Дзэн встречает безымянного лицом к лицу. Те, кто встретил его однажды, никогда его не забудут. Они примут истинность утверждения Линь-цзи без малейших колебаний.
Линь-цзи вызвал безымянного монаху, который о нем спрашивал, но дзэн монаха еще не созрел. Другие монахи, наблюдавшие безымянного в этой пьеске, оценили это по достоинству. А те, кто не сумел, остались мучениками в истории учения, но мы можем воскресить их в любое время. Лампа Дхармы горит вечно во всех десяти сторонах.

Статуя Авалокитешвары

Однажды корейцы попросили одного художника в Ше-Кьяе (Китай) сделать деревянную статую Авалокитешвары в полный рост.
Работа была закончена, статуя перевезена в гавань для погрузки на корабль, и тут она как будто приросла к берегу и сдвинуть ее с места было выше человеческих сил. После переговоров между корейцами и китайцами было решено оставить статую в Китае. Тогда статуя приобрела свой нормальный вес и позднее была освящена в храме Мин-чинь.
Какой-то человек пришел засвидетельствовать свое поклонение статуе и сказал: «В сутре мы читаем, что Авалокитеш-вара обладает чудесной силой и во всех землях десяти сторон нет места, где бы он не явил себя. Почему же священная статуя отказалась плыть в Корею?»

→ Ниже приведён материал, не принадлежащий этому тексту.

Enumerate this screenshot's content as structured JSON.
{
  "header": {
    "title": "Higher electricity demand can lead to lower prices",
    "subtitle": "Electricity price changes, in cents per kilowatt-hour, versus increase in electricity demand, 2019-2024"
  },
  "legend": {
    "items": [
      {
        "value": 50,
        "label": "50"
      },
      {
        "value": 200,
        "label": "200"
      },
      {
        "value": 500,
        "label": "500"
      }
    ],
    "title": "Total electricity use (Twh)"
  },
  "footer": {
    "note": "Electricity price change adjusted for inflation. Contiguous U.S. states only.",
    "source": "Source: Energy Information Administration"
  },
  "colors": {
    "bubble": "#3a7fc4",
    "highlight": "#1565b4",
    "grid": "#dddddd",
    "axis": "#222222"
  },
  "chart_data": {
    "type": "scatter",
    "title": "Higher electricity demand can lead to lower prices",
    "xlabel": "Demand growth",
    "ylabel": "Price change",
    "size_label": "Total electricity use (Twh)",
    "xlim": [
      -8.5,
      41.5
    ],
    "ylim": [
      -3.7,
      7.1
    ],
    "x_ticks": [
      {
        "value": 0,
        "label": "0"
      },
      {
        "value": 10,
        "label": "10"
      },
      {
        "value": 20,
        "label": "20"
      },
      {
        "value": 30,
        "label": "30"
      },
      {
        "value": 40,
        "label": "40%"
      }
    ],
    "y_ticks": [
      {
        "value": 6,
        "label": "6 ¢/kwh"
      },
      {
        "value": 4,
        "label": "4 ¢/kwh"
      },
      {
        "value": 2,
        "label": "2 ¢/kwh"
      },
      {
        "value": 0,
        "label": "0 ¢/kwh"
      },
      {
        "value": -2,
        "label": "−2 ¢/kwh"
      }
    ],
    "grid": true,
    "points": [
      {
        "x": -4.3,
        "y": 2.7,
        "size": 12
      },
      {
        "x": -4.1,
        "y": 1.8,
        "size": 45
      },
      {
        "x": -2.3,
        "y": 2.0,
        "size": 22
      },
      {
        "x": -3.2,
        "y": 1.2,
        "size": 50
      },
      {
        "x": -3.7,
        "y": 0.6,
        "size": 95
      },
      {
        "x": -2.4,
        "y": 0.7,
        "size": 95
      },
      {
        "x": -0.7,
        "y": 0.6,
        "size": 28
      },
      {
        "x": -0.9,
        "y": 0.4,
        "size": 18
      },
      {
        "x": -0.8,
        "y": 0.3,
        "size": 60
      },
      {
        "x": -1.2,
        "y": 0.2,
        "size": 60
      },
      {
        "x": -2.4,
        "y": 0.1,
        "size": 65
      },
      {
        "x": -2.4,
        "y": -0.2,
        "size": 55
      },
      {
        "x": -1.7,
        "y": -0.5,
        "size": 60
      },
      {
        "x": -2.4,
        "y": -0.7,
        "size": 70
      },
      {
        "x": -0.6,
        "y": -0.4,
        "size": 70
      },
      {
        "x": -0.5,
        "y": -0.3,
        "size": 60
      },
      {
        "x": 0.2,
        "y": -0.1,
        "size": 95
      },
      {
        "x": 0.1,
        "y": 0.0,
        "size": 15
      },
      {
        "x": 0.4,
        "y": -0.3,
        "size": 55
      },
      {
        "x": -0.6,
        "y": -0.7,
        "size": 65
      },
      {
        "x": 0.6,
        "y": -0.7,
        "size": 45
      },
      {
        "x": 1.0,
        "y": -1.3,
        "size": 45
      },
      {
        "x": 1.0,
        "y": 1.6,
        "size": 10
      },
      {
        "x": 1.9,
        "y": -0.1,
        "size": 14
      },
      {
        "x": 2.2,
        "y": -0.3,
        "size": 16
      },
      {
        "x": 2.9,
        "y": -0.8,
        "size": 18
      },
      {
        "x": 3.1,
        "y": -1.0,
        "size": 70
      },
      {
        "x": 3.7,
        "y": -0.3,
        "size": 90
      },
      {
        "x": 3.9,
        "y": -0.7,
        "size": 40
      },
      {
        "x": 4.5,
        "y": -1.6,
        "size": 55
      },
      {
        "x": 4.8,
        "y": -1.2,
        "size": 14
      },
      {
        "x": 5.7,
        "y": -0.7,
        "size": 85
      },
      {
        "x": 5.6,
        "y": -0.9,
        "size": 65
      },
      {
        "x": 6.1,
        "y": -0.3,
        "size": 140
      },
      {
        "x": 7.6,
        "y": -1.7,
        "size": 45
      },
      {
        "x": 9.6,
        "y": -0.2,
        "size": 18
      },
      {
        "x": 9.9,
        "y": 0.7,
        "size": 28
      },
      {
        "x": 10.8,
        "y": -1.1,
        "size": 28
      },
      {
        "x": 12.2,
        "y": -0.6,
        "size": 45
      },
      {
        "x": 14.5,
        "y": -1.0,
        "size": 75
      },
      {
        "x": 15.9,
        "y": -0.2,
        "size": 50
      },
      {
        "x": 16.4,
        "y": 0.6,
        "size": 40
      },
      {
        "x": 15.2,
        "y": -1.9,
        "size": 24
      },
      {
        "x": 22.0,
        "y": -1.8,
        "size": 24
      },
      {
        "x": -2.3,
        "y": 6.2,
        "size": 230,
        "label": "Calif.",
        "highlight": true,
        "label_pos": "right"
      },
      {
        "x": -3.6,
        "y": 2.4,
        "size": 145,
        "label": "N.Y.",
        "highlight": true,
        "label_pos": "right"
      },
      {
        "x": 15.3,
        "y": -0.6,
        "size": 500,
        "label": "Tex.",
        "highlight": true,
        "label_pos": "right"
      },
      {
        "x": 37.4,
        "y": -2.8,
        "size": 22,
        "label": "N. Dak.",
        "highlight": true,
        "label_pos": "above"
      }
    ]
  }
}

НЕГЭН: Очевидно, художник создал такую прекрасную статую, что китайцы не захотели с ней расставаться. Суеверия и массовая психология довершили остальное.
Авалокитешвара символизирует любовь, доброту и мудрость. Художнику удалось отразить отсвет этого в статуе. Всякий монах может выразить это любыми другими средствами. Корейцам следовало использовать собственную культуру для создания собственного символа.
ГЭНРО: Любое место — земля, где он явил себя, тогда почему же он должен был отправиться именно в Корею?
НЕГЭН: Существует такая поговорка в дзэн: «Тысяча озер отражают тысячу лун. Если нет лун, небеса расширяются безгранично». Многие корейцы постигли дзэн и создали образ Авалокитешвары, использовав собственные символы.
ГЭНРО:

Тот, кто прячет глаза,
Никогда не увидит Авалокитешвару.
Почему просит он иностранца
Вырезать статую из дерева?
Неподвижная статуя на берегу —
Это не Авалокитешвара,
Святыня в храме не Авалокитешвара.
Пустым вернулся корабль в Корею.
Но человек, открывший глаза,
Разве не он — Авалокитешвара?

Причуды By-неба

Ву-неб, (национальный) учитель, сказал: «Если кто воображает, что знает что-либо о святых или посредственностях, то хоть эти фантазии — материя тонкая и деликатная, она достаточно прочна, чтобы затащить его вниз, на уровень животного».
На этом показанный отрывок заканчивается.